Early Christian and the divine Motherhood
The Early Christian writers believed and defended the very same teaching of the Catholic Catechism. By way of example:
Saint Ephrem, who died in the year 373 AD, wrote beautiful praises of the Virgin Mary, many of which are still used in the Syriac Liturgy to this day.

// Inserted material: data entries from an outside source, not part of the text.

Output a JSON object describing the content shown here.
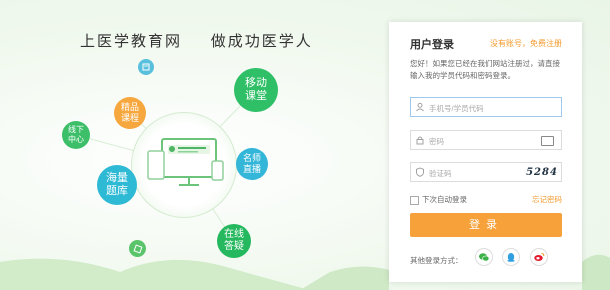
{
  "slogan": {
    "part1": "上医学教育网",
    "part2": "做成功医学人"
  },
  "bubbles": {
    "yidong": [
      "移动",
      "课堂"
    ],
    "jingpin": [
      "精品",
      "课程"
    ],
    "xianxia": [
      "线下",
      "中心"
    ],
    "haitiku": [
      "海量",
      "题库"
    ],
    "mingshi": [
      "名师",
      "直播"
    ],
    "zaixian": [
      "在线",
      "答疑"
    ]
  },
  "login": {
    "title": "用户登录",
    "register_link": "没有账号，免费注册",
    "description": "您好！如果您已经在我们网站注册过，请直接输入我的学员代码和密码登录。",
    "username_placeholder": "手机号/学员代码",
    "password_placeholder": "密码",
    "captcha_placeholder": "验证码",
    "captcha_value": "5284",
    "remember_label": "下次自动登录",
    "forgot_link": "忘记密码",
    "submit_label": "登录",
    "other_login_label": "其他登录方式："
  },
  "colors": {
    "accent": "#f7a13a",
    "green": "#2fbf67",
    "blue": "#2eb9d5"
  }
}
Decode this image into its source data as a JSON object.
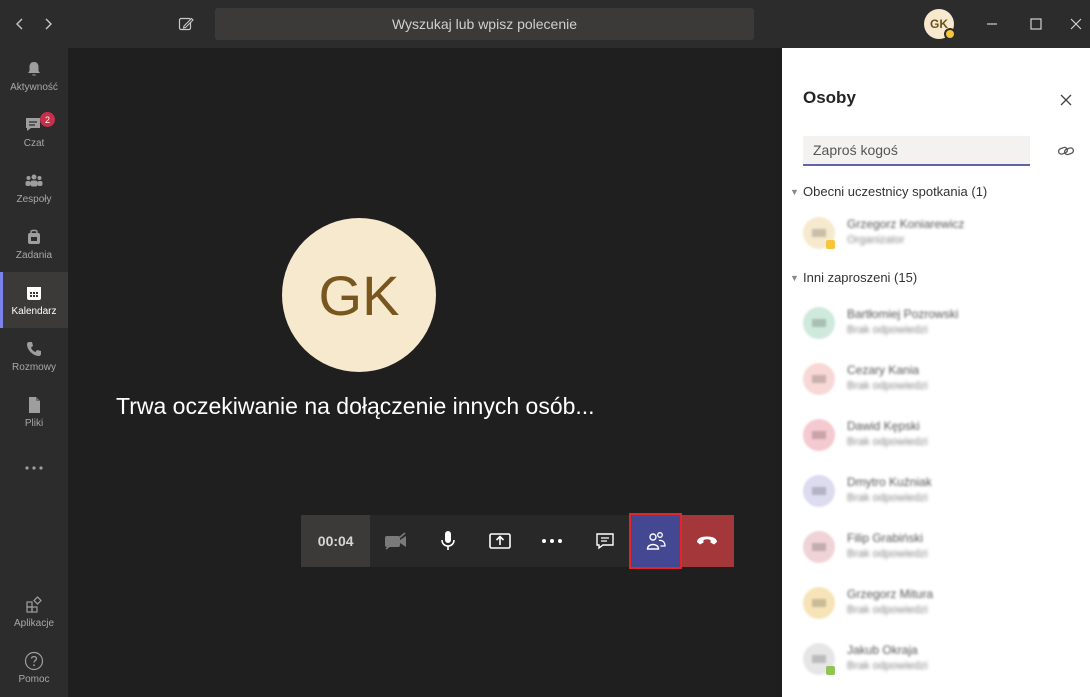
{
  "titlebar": {
    "search_placeholder": "Wyszukaj lub wpisz polecenie",
    "user_initials": "GK",
    "status_color": "#f8c43a"
  },
  "rail": {
    "items": [
      {
        "label": "Aktywność",
        "icon": "bell-icon"
      },
      {
        "label": "Czat",
        "icon": "chat-icon",
        "badge": "2"
      },
      {
        "label": "Zespoły",
        "icon": "teams-icon"
      },
      {
        "label": "Zadania",
        "icon": "assignments-icon"
      },
      {
        "label": "Kalendarz",
        "icon": "calendar-icon",
        "active": true
      },
      {
        "label": "Rozmowy",
        "icon": "phone-icon"
      },
      {
        "label": "Pliki",
        "icon": "file-icon"
      },
      {
        "label": "",
        "icon": "more-icon"
      },
      {
        "label": "Aplikacje",
        "icon": "apps-icon"
      },
      {
        "label": "Pomoc",
        "icon": "help-icon"
      }
    ]
  },
  "stage": {
    "avatar_initials": "GK",
    "avatar_color": "#f6e9cd",
    "waiting_text": "Trwa oczekiwanie na dołączenie innych osób..."
  },
  "controls": {
    "timer": "00:04",
    "accent": "#444791",
    "hangup_color": "#a4373a"
  },
  "panel": {
    "title": "Osoby",
    "invite_placeholder": "Zaproś kogoś",
    "present_header": "Obecni uczestnicy spotkania (1)",
    "others_header": "Inni zaproszeni (15)",
    "present": [
      {
        "name": "Grzegorz Koniarewicz",
        "sub": "Organizator",
        "color": "#f6e9cd",
        "status": "#f8c43a"
      }
    ],
    "others": [
      {
        "name": "Bartłomiej Pozrowski",
        "sub": "Brak odpowiedzi",
        "color": "#cfe9dc"
      },
      {
        "name": "Cezary Kania",
        "sub": "Brak odpowiedzi",
        "color": "#f7d8d6"
      },
      {
        "name": "Dawid Kępski",
        "sub": "Brak odpowiedzi",
        "color": "#f4c9d0"
      },
      {
        "name": "Dmytro Kuźniak",
        "sub": "Brak odpowiedzi",
        "color": "#dcdbef"
      },
      {
        "name": "Filip Grabiński",
        "sub": "Brak odpowiedzi",
        "color": "#f0d3d6"
      },
      {
        "name": "Grzegorz Mitura",
        "sub": "Brak odpowiedzi",
        "color": "#f6e4b8"
      },
      {
        "name": "Jakub Okraja",
        "sub": "Brak odpowiedzi",
        "color": "#e6e6e6",
        "status": "#92c353"
      }
    ]
  }
}
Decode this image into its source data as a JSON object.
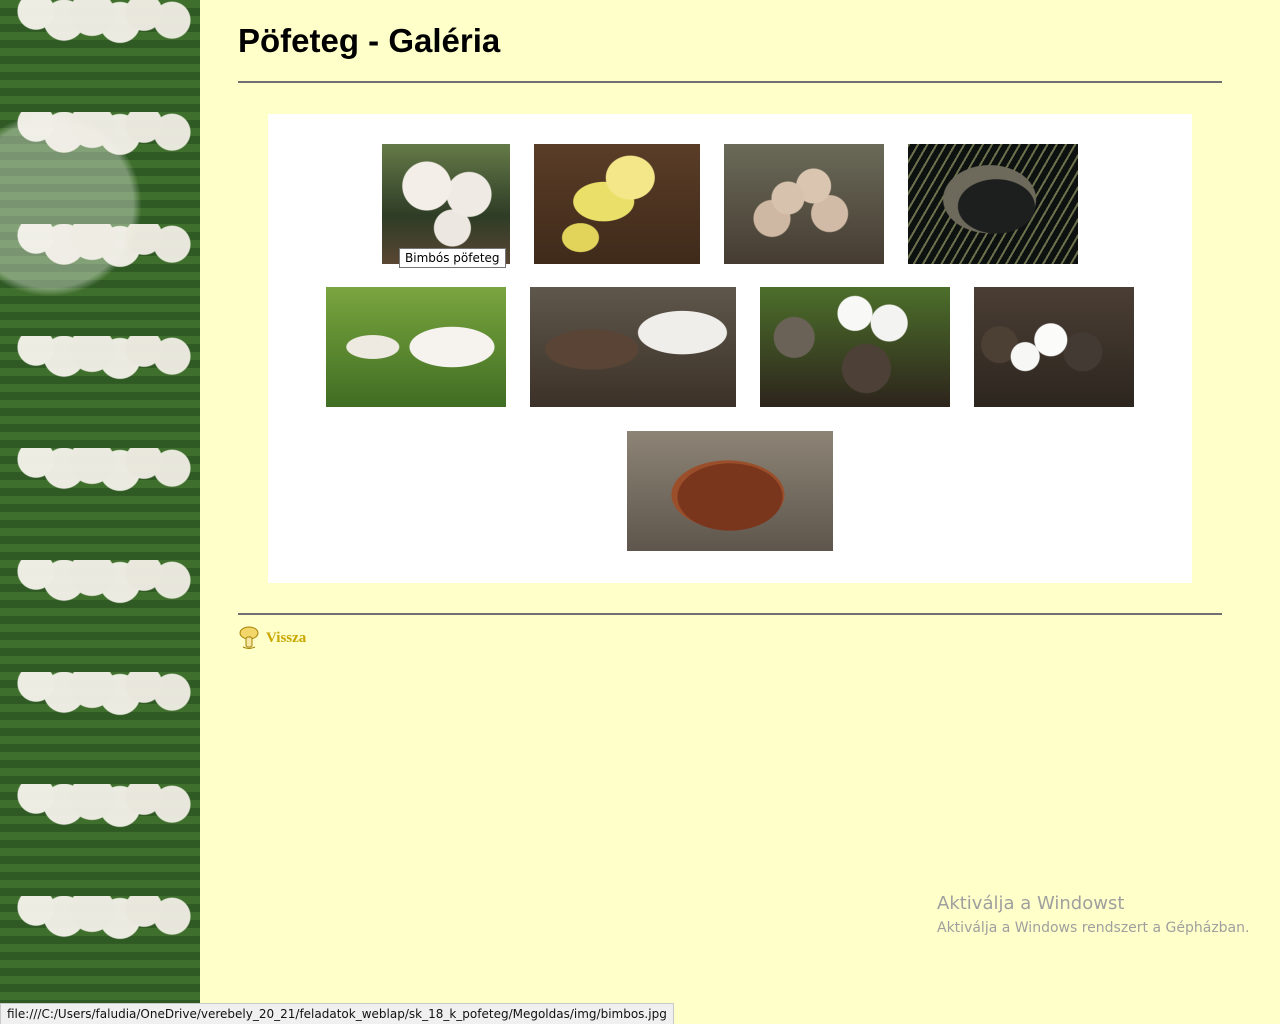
{
  "page": {
    "title": "Pöfeteg - Galéria"
  },
  "gallery": {
    "tooltip": "Bimbós pöfeteg",
    "items": [
      {
        "name": "bimbos-pofeteg-thumbnail"
      },
      {
        "name": "yellow-mushroom-thumbnail"
      },
      {
        "name": "pale-puffballs-thumbnail"
      },
      {
        "name": "dark-cracked-puffball-thumbnail"
      },
      {
        "name": "giant-white-puffball-thumbnail"
      },
      {
        "name": "cut-puffball-thumbnail"
      },
      {
        "name": "puffballs-in-grass-thumbnail"
      },
      {
        "name": "white-and-dark-puffballs-thumbnail"
      },
      {
        "name": "brown-puffball-thumbnail"
      }
    ]
  },
  "navigation": {
    "back_label": "Vissza"
  },
  "watermark": {
    "line1": "Aktiválja a Windowst",
    "line2": "Aktiválja a Windows rendszert a Gépházban."
  },
  "statusbar": {
    "url": "file:///C:/Users/faludia/OneDrive/verebely_20_21/feladatok_weblap/sk_18_k_pofeteg/Megoldas/img/bimbos.jpg"
  },
  "colors": {
    "background": "#ffffc9",
    "back_link": "#c9a600"
  }
}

One of them reads: In the womb of Mary the Infant was formed, Who from eternity is equal to the Father… And the handmaid and work of His wisdom became the Mother of God (Song of Praise, in The Faith of the Early Fathers, William Jurgens, vol. 1, p.312, The Liturgical Press, Collegeville, Minnesota, 1970).
Saint Irenaeus, the great defender of Christianity against heresies, upon writing against the Gnostics around the year 190 AD, said: The Virgin Mary … being obedient to God’s word, received from an angel the glad tidings that she should bear God (Adversus Haereses, ibid., p.101).
St Ignatius of Antioch, one of the greatest luminaries of the post-Apostolic era, himself a martyr for the Faith, in a letter to the Christians in Ephesus (ca. 110 AD), stated quite clearly the Faith of the Church of Jesus Christ: Our God, Jesus Christ, was conceived by Mary in accord with God’s plan: of the seed of David, it is true, but also of the Holy Spirit (Letter to the Ephesians, ibid., p.18).
This is the Faith of the Early Christians.
The Councils of the Early Church
The bishops of the Council of Ephesus, in 431 AD, more than 1,000 years before the existence of Protestantism, unhesitatingly called the Holy Virgin “Mother of God (theotokos).” It was confirmed by the Council of Chalcedon twenty years later and remains to this day in the Catholic Church.
What did Luther, Calvin and Zwingli believe about Mary as Mother of God?
Martin Luther: In this work whereby she was made the Mother of God, so many and such good things were given her that no one can grasp them. Not only was Mary the Mother of Him who is born [in Bethlehem], but of Him who, before the world, was eternally born of the Father, from a mother in time and at the same time man and God. (The Works of Luther, Weimar, English translation by Pelikan, Concordia, St Louis, Vol. 7, p.572)
John Calvin: It cannot be denied that God, in choosing and destining Mary to be the Mother of His son, granted her the highest honor… Elizabeth calls Mary the Mother of the Lord, because the unity of the Person in the two natures of Christ was such that she could have said that the mortal man engendered in the womb of Mary was at the same time the eternal God. (Calvini Opera, Corpus Reformatorum, Braunschweig-Berlin, 1863-1900, vol. 45, pp. 348,35).
Ulrich Zwingli: It was given to her what belongs to no creature, that in the flesh she should bring forth the Son of God. (Zwingli Opera, Corpus Reformatorum, Berlin, 1905, in Evang. Luc., Op. comp., Vol. 6, I, p. 639).
Opposition to Mary’s title of Mother of God is unscriptural, illogical and unhistorical.
The early Christians—with the exception of a couple of heretics—believed in it quite naturally. It is unfortunate that separated brethren who thrive in opposing everything from the “R.C. Church” (as they term it) get so carried away that they end up opposing the Bible, the Faith of the early Christians and even the founders of Protestantism themselves.